A construção, passo a passo, da figura política da presidente Dilma Rousseff e de sua imagem eleitoral – para estrear em uma eleição com 57 milhões de votos – é o eixo central do livro A Vida Quer é Coragem, que o jornalista Ricardo Amaral acaba de lançar pela editora Primeira Pessoa. Da menina de Belo Horizonte, com suas bonecas e uma bicicleta amarela, que virou militante do grupo clandestino Colina e chegou ao Planalto, em outubro de 2010, para ser “a presidente de todos os brasileiros, respeitando as diferenças de opinião e de orientação política”, Amaral relata, com boas histórias, quem é, o que pensa e do que não gosta a atual presidente do país.

O livro já chega à praça com dois “cartões de visita”. Um deles, a foto da jovem Estela, ou Vanda, ou Luzia – enfim, Dilma – aos 22 anos, depondo como militante da VAR-Palmares à Justiça militar do Rio de Janeiro. O outro é uma acusação ao presidenciável José Serra. Ele teria sido o responsável, na campanha de 2010, por uma intensa campanha de ataques à rival petista. O cabeça dessa operação seria o americano Ravi Singh, que teria organizado “um gigantesco banco de e-mails” usado para se espalhar todo tipo de denúncias. Serra, consultado, já negou tudo.

Esta crítica, que não é a única contra os tucanos, fala por si: Amaral está longe de contar uma história capaz de agradar aos não-petistas. “Procurei um relato objetivo dos fatos”, diz ele na introdução, “sem abrir mão de explicitar meu ponto de vista sobre muitos episódios”. Não é tarefa fácil para quem, mesmo com 25 anos de janela, foi auxiliar direto do ministro Luiz Dulci no governo Lula e trabalhou por alguns meses na Casa Civil de Dilma. Mas pode-se entender que “relato objetivo” vale para as críticas à era FHC – duras, como no episódio do apagão. E o “sem abrir mão…” abrange os erros do PT, entre os quais ele expõe, com vigor, o mensalão.

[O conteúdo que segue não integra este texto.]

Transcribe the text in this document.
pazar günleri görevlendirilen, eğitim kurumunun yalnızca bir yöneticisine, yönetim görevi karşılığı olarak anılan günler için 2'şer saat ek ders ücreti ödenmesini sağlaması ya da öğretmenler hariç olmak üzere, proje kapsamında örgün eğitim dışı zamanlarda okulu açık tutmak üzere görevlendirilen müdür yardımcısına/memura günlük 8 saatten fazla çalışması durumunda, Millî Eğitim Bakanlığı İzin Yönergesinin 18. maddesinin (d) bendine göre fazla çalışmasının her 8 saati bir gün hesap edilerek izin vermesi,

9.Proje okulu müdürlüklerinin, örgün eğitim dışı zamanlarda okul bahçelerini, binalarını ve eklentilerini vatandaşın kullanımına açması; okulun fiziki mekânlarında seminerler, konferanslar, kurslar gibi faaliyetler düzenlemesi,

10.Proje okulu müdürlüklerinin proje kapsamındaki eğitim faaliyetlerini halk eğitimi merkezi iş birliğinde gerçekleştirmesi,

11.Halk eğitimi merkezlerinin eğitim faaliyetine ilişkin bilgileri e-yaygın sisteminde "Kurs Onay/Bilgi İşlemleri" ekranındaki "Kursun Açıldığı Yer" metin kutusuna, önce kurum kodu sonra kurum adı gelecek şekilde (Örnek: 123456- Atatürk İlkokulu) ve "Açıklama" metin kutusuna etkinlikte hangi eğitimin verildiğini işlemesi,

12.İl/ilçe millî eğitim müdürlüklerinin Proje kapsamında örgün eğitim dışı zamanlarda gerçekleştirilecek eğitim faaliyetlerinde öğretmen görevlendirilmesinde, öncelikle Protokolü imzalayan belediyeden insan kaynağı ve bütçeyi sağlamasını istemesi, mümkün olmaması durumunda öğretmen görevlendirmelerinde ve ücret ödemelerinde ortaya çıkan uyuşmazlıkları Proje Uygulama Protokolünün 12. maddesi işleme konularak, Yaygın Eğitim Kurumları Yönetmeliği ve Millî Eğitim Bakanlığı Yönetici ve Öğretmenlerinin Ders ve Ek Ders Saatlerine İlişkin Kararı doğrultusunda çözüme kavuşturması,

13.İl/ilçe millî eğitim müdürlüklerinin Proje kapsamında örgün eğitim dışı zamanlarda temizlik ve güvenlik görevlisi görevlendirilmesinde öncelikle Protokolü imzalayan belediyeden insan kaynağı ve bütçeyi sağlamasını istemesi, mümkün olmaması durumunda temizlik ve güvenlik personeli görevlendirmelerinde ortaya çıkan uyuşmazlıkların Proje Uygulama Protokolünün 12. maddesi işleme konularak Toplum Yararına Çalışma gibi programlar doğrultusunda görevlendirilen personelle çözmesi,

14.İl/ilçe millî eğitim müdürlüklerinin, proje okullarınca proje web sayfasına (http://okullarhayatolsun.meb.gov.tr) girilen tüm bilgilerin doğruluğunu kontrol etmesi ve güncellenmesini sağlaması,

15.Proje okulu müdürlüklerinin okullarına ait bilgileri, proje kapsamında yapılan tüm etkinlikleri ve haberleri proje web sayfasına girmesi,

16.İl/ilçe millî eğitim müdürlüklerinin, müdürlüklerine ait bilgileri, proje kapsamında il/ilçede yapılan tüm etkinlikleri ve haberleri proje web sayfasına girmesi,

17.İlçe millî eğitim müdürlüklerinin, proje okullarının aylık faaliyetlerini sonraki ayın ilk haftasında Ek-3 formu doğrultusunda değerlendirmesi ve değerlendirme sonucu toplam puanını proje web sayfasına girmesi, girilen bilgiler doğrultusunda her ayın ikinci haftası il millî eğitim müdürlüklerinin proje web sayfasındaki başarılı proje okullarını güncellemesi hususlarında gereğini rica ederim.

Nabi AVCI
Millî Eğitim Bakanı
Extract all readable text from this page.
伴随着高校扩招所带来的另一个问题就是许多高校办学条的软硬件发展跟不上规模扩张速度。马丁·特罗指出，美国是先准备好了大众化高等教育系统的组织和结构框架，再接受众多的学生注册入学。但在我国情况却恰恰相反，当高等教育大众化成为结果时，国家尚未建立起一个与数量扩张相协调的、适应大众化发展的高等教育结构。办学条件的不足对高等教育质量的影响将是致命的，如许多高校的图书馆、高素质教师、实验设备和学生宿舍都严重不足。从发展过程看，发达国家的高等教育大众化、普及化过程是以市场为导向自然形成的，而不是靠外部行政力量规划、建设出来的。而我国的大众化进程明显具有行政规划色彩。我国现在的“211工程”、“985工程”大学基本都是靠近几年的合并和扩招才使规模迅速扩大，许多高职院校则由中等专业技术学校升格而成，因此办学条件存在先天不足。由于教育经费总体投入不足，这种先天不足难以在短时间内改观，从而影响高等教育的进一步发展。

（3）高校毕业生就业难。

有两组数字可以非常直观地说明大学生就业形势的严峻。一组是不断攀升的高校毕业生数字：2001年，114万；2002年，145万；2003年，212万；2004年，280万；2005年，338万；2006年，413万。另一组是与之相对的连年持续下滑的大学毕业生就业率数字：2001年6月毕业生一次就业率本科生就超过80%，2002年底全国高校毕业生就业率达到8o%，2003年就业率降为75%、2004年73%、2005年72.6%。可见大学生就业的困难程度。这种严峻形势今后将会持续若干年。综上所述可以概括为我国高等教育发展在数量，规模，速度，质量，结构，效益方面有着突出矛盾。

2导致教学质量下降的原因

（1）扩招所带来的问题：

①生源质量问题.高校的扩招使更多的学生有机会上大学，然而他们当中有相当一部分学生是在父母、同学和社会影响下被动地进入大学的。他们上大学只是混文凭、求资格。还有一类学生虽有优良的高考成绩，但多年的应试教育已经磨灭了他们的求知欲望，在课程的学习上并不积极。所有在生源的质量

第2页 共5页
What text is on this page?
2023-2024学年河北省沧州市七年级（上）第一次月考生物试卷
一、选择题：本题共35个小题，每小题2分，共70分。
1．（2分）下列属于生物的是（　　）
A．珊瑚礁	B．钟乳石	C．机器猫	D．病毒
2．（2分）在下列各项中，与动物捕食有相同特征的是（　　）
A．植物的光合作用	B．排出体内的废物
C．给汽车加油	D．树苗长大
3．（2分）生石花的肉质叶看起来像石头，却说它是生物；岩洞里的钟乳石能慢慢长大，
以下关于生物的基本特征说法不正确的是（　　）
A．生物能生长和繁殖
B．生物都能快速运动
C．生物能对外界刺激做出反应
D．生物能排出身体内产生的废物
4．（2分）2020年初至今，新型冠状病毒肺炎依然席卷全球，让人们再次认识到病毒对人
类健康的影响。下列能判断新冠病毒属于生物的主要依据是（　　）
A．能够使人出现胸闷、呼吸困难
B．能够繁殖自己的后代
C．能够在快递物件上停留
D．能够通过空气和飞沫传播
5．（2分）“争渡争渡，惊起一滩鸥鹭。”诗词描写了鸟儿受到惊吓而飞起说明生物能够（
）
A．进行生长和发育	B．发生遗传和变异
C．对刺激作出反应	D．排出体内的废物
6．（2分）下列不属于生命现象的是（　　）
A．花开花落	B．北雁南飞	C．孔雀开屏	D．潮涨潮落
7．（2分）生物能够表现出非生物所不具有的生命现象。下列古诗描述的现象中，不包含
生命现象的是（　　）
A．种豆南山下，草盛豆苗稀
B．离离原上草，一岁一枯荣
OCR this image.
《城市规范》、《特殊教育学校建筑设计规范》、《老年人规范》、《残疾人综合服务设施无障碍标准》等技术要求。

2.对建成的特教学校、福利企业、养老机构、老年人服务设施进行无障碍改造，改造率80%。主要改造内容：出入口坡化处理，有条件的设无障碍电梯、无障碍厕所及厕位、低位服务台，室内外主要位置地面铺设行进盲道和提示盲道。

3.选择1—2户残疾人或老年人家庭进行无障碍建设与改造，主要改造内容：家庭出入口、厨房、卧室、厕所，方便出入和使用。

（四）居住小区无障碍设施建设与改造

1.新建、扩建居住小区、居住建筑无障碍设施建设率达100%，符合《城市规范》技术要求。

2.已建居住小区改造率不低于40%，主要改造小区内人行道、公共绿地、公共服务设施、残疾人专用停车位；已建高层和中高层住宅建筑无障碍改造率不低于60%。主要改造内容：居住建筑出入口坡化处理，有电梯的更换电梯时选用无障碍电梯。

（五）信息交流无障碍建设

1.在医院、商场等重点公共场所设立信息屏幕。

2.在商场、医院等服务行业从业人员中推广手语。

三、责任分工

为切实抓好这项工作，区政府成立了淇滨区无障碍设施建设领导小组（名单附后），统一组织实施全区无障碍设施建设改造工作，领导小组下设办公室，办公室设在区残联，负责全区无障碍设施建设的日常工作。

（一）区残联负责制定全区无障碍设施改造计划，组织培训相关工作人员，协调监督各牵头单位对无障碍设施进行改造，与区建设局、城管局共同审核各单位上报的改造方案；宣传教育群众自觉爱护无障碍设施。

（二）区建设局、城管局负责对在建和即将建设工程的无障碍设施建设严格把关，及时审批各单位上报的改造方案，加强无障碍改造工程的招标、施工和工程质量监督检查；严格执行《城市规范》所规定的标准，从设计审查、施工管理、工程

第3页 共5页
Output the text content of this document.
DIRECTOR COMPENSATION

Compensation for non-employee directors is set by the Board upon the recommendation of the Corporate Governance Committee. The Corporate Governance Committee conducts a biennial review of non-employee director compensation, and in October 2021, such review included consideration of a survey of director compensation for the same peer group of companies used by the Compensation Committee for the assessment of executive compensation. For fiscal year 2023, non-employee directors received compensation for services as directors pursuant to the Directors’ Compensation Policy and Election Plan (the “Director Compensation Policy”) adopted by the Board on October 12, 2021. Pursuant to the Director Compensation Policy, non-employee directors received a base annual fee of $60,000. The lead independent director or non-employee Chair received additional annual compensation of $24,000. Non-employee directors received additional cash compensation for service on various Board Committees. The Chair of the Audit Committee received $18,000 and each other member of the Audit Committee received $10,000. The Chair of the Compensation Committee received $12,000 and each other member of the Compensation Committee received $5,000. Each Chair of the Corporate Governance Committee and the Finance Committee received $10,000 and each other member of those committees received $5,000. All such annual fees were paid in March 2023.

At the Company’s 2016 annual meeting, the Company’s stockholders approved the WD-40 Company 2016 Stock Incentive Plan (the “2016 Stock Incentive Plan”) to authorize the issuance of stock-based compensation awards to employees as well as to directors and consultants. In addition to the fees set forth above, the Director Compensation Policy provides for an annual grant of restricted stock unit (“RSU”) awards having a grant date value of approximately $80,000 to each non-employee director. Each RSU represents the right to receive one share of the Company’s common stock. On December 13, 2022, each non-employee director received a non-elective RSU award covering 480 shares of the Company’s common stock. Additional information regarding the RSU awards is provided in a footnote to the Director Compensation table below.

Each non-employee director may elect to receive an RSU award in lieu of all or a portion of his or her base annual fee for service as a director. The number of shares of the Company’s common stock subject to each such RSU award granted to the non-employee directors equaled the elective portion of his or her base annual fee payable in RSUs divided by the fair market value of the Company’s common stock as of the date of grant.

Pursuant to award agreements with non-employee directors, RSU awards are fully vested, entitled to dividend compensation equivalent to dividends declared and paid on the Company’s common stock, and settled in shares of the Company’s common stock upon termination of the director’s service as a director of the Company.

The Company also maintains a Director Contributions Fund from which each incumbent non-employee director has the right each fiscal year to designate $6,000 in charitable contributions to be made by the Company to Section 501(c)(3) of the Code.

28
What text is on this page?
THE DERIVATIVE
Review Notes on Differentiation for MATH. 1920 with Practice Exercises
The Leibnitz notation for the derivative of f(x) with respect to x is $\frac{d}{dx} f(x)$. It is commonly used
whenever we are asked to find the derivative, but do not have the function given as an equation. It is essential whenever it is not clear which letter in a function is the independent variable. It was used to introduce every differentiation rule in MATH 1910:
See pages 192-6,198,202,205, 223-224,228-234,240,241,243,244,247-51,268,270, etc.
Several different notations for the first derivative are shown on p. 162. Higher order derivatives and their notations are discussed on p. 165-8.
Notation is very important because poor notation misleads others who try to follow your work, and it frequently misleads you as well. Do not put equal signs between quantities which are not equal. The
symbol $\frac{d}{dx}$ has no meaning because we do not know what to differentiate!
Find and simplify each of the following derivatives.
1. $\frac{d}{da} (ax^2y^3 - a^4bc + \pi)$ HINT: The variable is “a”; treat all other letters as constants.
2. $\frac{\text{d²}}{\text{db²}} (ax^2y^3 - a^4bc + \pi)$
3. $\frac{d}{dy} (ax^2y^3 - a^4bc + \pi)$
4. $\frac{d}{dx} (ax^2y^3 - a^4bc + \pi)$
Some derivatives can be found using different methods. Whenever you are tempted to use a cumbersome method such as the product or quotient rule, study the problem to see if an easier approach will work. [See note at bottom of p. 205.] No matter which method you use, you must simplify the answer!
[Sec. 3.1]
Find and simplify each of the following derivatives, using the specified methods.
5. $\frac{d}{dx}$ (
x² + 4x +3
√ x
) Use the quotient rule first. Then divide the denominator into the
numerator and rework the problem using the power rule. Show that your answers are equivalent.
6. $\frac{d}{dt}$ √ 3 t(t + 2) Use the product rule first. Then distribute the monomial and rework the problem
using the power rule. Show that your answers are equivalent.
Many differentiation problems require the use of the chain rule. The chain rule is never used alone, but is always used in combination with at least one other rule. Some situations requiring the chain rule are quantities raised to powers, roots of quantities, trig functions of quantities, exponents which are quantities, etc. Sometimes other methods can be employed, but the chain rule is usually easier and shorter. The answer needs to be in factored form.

“Ô Palocci, ocê ficou maluco?”

Na soma final, porém, é um livro para apresentar e defender a presidente. Até da imprensa que, segundo o autor, “assumiu, na prática, o poder de julgar e condenar em sua missão de fiscalizar os poderes da República”.

Um dos bons episódios do livro é a prisão de Dilma pela ditadura, em 1969 – que se deveu, diz ele, a um “erro técnico” da militante. Ela foi duas vezes ao encontro de um contato e ele não apareceu. Na terceira, a polícia a esperava. “Fui presa porque fui absolutamente incompetente”, disse ela do caso, tempos depois.

O livro repassa, sem aprofundar, o episódio do “roubo do cofre do Adhemar” – que outros dois livros, de Tom Cardoso e Alex Solnik, esmiuçaram recentemente. Mas são abundantes, nas suas 300 páginas, os exemplos do jeito direto de ser da biografada. Por exemplo, ao reencontrar o companheiro Cláudio Galeno, de quem se separara, e dizer na lata: “Estou com o Max e vou ficar com ele.” Max era Carlos Araújo, seu segundo marido. Dilma ia contra a corrente com a maior naturalidade. Na Copa de 1970, irritou amigos torcendo pela seleção. Depois irritou-os de novo ao aplaudir a decisão de Geisel de ampliar para 200 milhas o mar territorial brasileiro.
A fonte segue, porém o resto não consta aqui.